La fureur de mourir

Il fut l’un des plus attachants poètes de la seconde vague du surréalisme.
J’ai souvent parlé de René Crevel (1900-1935) avec Philippe Soupault, le poète cofondateur du Surréalisme, qui fut son ami et l’éditeur de ses deux livres majeurs “Mon corps et moi” et “La Mort difficile”. Tous les deux aimaient errer la nuit dans Paris sans but précis. Quand ils se quittaient, Soupault entendait le téléphone sonner, à peine arrivé chez lui. C’était Crevel. Pour entretenir leur amitié, il voulait encore la prolonger même après s’être vu. Le 18 juin 1935, le suicide de son cadet de trois ans ne le surprit hélas ! pas. Dix ans plus tôt, Soupault avait écrit “En joue !”, un roman dont le héros lui avait été inspiré par Crevel, Rigaut et Drieu la Rochelle. Les trois mirent fin à leurs jours et « moi, je suis toujours vivant », me confiait Soupault dans les années 1980. Les inédits d’un écrivain disparu ne sont jamais synonymes de chef-d’œuvre oublié. On se félicite néanmoins de renouer avec une œuvre que presque plus personne ne lit et d’autant plus lorsqu’il s’agit d’un auteur très attachant. Dans le marécage du surréalisme, il était l’un des plus authentiques à l’inverse de l’arriviste Dali, haï par les fondateurs du mouvement, notamment pour avoir léché « les bottes ensanglantées de Franco » selon les termes de Soupault. Tout ce qu’a fait Crevel porte le sceau de l’authenticité. Il avait horreur du chiqué depuis que sa mère l’avait obligé de regarder le cadavre paternel, pendu. On ne sait pas ce qui fut le plus dur : voir son père qui s’est suicidé ou être traîné par la mère devant le cadavre ? Il ne s’en est jamais remis, même s’il était doué pour l’amitié consolatrice de bien des maux.
Fêtard pour oublier que nous sommes tous en sursis, René Crevel recherchait surtout la compagnie d’hommes et de femmes fréquentables.
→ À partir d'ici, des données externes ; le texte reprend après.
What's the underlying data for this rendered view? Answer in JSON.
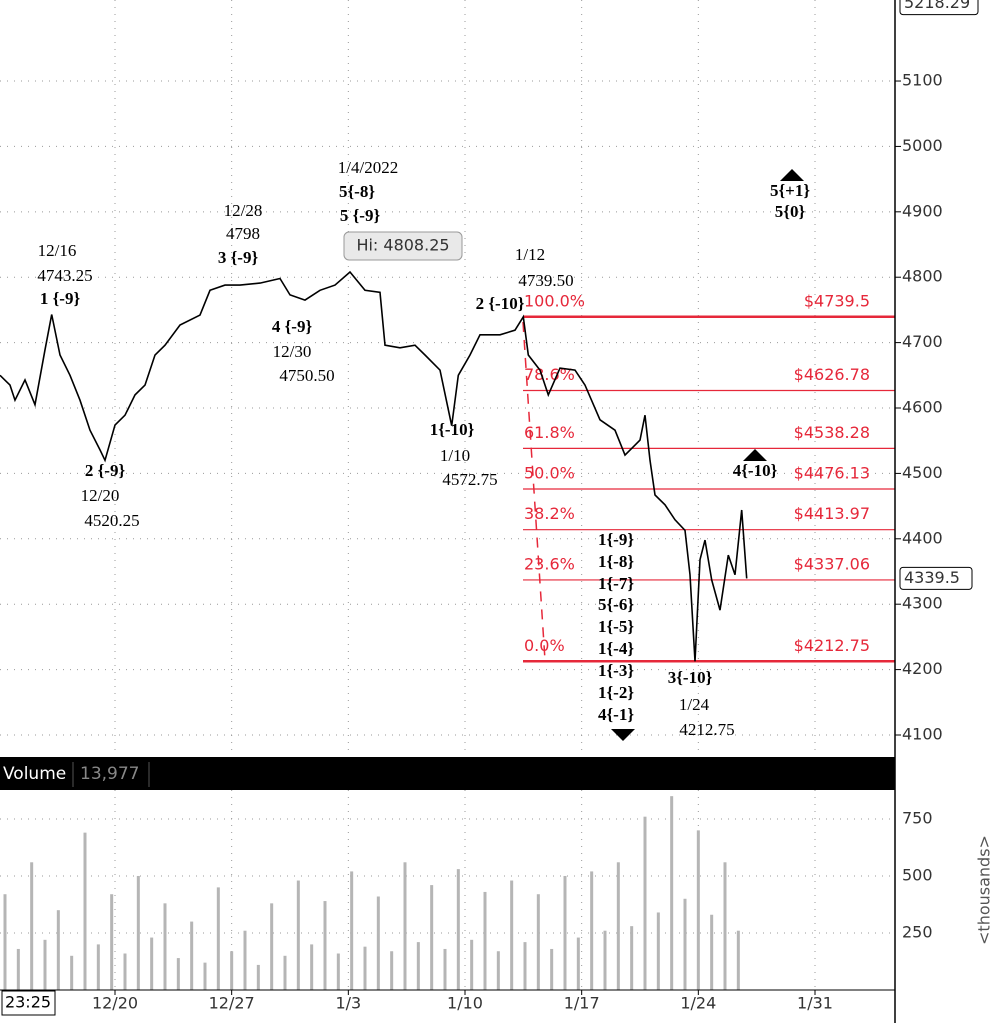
{
  "chart_data": [
    {
      "type": "line",
      "color": "#000000",
      "x": [
        -6.9,
        -6.3,
        -6.0,
        -5.4,
        -4.8,
        -4.2,
        -3.8,
        -3.3,
        -2.7,
        -2.1,
        -1.5,
        -0.9,
        -0.6,
        0,
        0.6,
        1.2,
        1.8,
        2.4,
        3.0,
        3.9,
        5.1,
        5.7,
        6.6,
        7.5,
        8.7,
        9.9,
        10.5,
        11.4,
        12.3,
        13.2,
        14.1,
        15.0,
        15.9,
        16.2,
        17.1,
        18.0,
        18.6,
        19.5,
        20.2,
        20.6,
        21.3,
        21.9,
        23.1,
        24.0,
        24.5,
        24.8,
        25.5,
        26.0,
        26.7,
        27.6,
        28.2,
        29.1,
        30.0,
        30.6,
        31.5,
        31.8,
        32.1,
        32.4,
        33.0,
        33.6,
        34.2,
        34.5,
        34.8,
        35.1,
        35.4,
        35.8,
        36.3,
        36.8,
        37.2,
        37.6,
        37.9
      ],
      "values": [
        4650,
        4635,
        4612,
        4643,
        4605,
        4689,
        4743,
        4681,
        4650,
        4612,
        4566,
        4536,
        4520,
        4574,
        4589,
        4620,
        4635,
        4681,
        4696,
        4727,
        4742,
        4780,
        4788,
        4788,
        4791,
        4798,
        4773,
        4765,
        4780,
        4788,
        4808,
        4780,
        4777,
        4696,
        4692,
        4696,
        4681,
        4658,
        4573,
        4650,
        4681,
        4712,
        4712,
        4719,
        4739.5,
        4681,
        4658,
        4620,
        4661,
        4658,
        4635,
        4582,
        4566,
        4528,
        4551,
        4589,
        4520,
        4467,
        4452,
        4429,
        4413,
        4345,
        4212.75,
        4368,
        4398,
        4337,
        4291,
        4375,
        4345,
        4444,
        4339.5
      ],
      "xlim": [
        -6.9,
        46.8
      ],
      "ylim": [
        4069.4,
        5223.9
      ],
      "yticks": [
        4100,
        4200,
        4300,
        4400,
        4500,
        4600,
        4700,
        4800,
        4900,
        5000,
        5100
      ],
      "xticks": [
        {
          "value": 0,
          "label": "12/20"
        },
        {
          "value": 7,
          "label": "12/27"
        },
        {
          "value": 14,
          "label": "1/3"
        },
        {
          "value": 21,
          "label": "1/10"
        },
        {
          "value": 28,
          "label": "1/17"
        },
        {
          "value": 35,
          "label": "1/24"
        },
        {
          "value": 42,
          "label": "1/31"
        }
      ],
      "grid": true,
      "time_label": "23:25",
      "high_label": 5218.29,
      "last_value": 4339.5,
      "tooltip": "Hi: 4808.25",
      "fib_color": "#e6283a",
      "fib_levels": [
        {
          "percent": {
            "value": 100,
            "label": "100.0%"
          },
          "price": {
            "value": 4739.5,
            "label": "$4739.5"
          }
        },
        {
          "percent": {
            "value": 78.6,
            "label": "78.6%"
          },
          "price": {
            "value": 4626.78,
            "label": "$4626.78"
          }
        },
        {
          "percent": {
            "value": 61.8,
            "label": "61.8%"
          },
          "price": {
            "value": 4538.28,
            "label": "$4538.28"
          }
        },
        {
          "percent": {
            "value": 50,
            "label": "50.0%"
          },
          "price": {
            "value": 4476.13,
            "label": "$4476.13"
          }
        },
        {
          "percent": {
            "value": 38.2,
            "label": "38.2%"
          },
          "price": {
            "value": 4413.97,
            "label": "$4413.97"
          }
        },
        {
          "percent": {
            "value": 23.6,
            "label": "23.6%"
          },
          "price": {
            "value": 4337.06,
            "label": "$4337.06"
          }
        },
        {
          "percent": {
            "value": 0,
            "label": "0.0%"
          },
          "price": {
            "value": 4212.75,
            "label": "$4212.75"
          }
        }
      ],
      "annotations": [
        "12/16",
        "4743.25",
        "1 {-9}",
        "2 {-9}",
        "12/20",
        "4520.25",
        "12/28",
        "4798",
        "3 {-9}",
        "4 {-9}",
        "12/30",
        "4750.50",
        "1/4/2022",
        "5{-8}",
        "5 {-9}",
        "1/12",
        "4739.50",
        "2 {-10}",
        "1{-10}",
        "1/10",
        "4572.75",
        "1{-9}",
        "1{-8}",
        "1{-7}",
        "5{-6}",
        "1{-5}",
        "1{-4}",
        "1{-3}",
        "1{-2}",
        "4{-1}",
        "3{-10}",
        "1/24",
        "4212.75",
        "4{-10}",
        "5{+1}",
        "5{0}"
      ]
    },
    {
      "type": "bar",
      "title": "Volume",
      "readout": {
        "value": 13977,
        "label": "13,977"
      },
      "y_label": "<thousands>",
      "color": "#b5b5b5",
      "x": [
        -6.6,
        -5.8,
        -5.0,
        -4.2,
        -3.4,
        -2.6,
        -1.8,
        -1.0,
        -0.2,
        0.6,
        1.4,
        2.2,
        3.0,
        3.8,
        4.6,
        5.4,
        6.2,
        7.0,
        7.8,
        8.6,
        9.4,
        10.2,
        11.0,
        11.8,
        12.6,
        13.4,
        14.2,
        15.0,
        15.8,
        16.6,
        17.4,
        18.2,
        19.0,
        19.8,
        20.6,
        21.4,
        22.2,
        23.0,
        23.8,
        24.6,
        25.4,
        26.2,
        27.0,
        27.8,
        28.6,
        29.4,
        30.2,
        31.0,
        31.8,
        32.6,
        33.4,
        34.2,
        35.0,
        35.8,
        36.6,
        37.4
      ],
      "values": [
        420,
        180,
        560,
        220,
        350,
        150,
        690,
        200,
        420,
        160,
        500,
        230,
        380,
        140,
        300,
        120,
        450,
        170,
        260,
        110,
        380,
        150,
        480,
        200,
        390,
        160,
        520,
        190,
        410,
        170,
        560,
        210,
        460,
        180,
        530,
        220,
        430,
        170,
        480,
        210,
        420,
        180,
        500,
        230,
        520,
        260,
        560,
        280,
        760,
        340,
        850,
        400,
        700,
        330,
        560,
        260
      ],
      "ylim": [
        0,
        877
      ],
      "yticks": [
        250,
        500,
        750
      ],
      "grid": true
    }
  ]
}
Bisexuel – au mépris du véto d’André Breton qui prônait une hétérosexualité exclusive – le solitaire Crevel a beaucoup de traits de caractère en commun avec son ami Klaus Mann, autre écorché vif de l’entre-deux-guerres. Le cœur des “Inédits” est consacré à son abondante correspondance, surtout celle avec sa maîtresse TotaCuevas. « Certains jours, j’ai un visage gris. Mais l’amitié supprime ces jours-là. » Crevel avait une certitude : « On me lira dans 50 ans. » La postérité n’est pas très généreuse avec lui. Pour lui rendre hommage, on peut lire “L’arbre à méditation” (1930-1931) – sorte de “Cri” à la Munch mais avec des mots – que Soupault ne parvient pas à faire éditer car il avait décidé d’aller là « où ça se trafique ». Et au début des années 1930, Soupault combat le nazisme, dans des articles visionnaires. Proche des communistes, le tuberculeux Crevel s’active pour cacher des réfugiés espagnols. Du 12 au 17 juin 1935, il prépare Le Congrès international des écrivains pour la défense de la culture. Au cours de cette semaine-là, André Breton gifle en pleine rue Ilya Ehrenbourg, chef de la délégation soviétique. L’altercation physique met fin aux tumultueuses liaisons entre surréalistes et communistes qui du coup prennent le contrôle du Congrès. Crevel se demande alors si Breton n’était pas tombé dans le piège de la provocation.
Déçu par la tournure des événements, et par le genre humain, Crevel se suicide au gaz, chez lui, quatre jours après l’incident Breton-Ehrenbourg. Ses dernières volontés ? « Prière de m’incinérer. Dégoût ». A Soupault, il avait souvent dit que le suicide « pouvait être la solution ».
B.M.
Les Inédits, lettres, textes, de René Crevel, édition établie et présentée par Alexandre Mare, Seuil, 398 p., 23 €.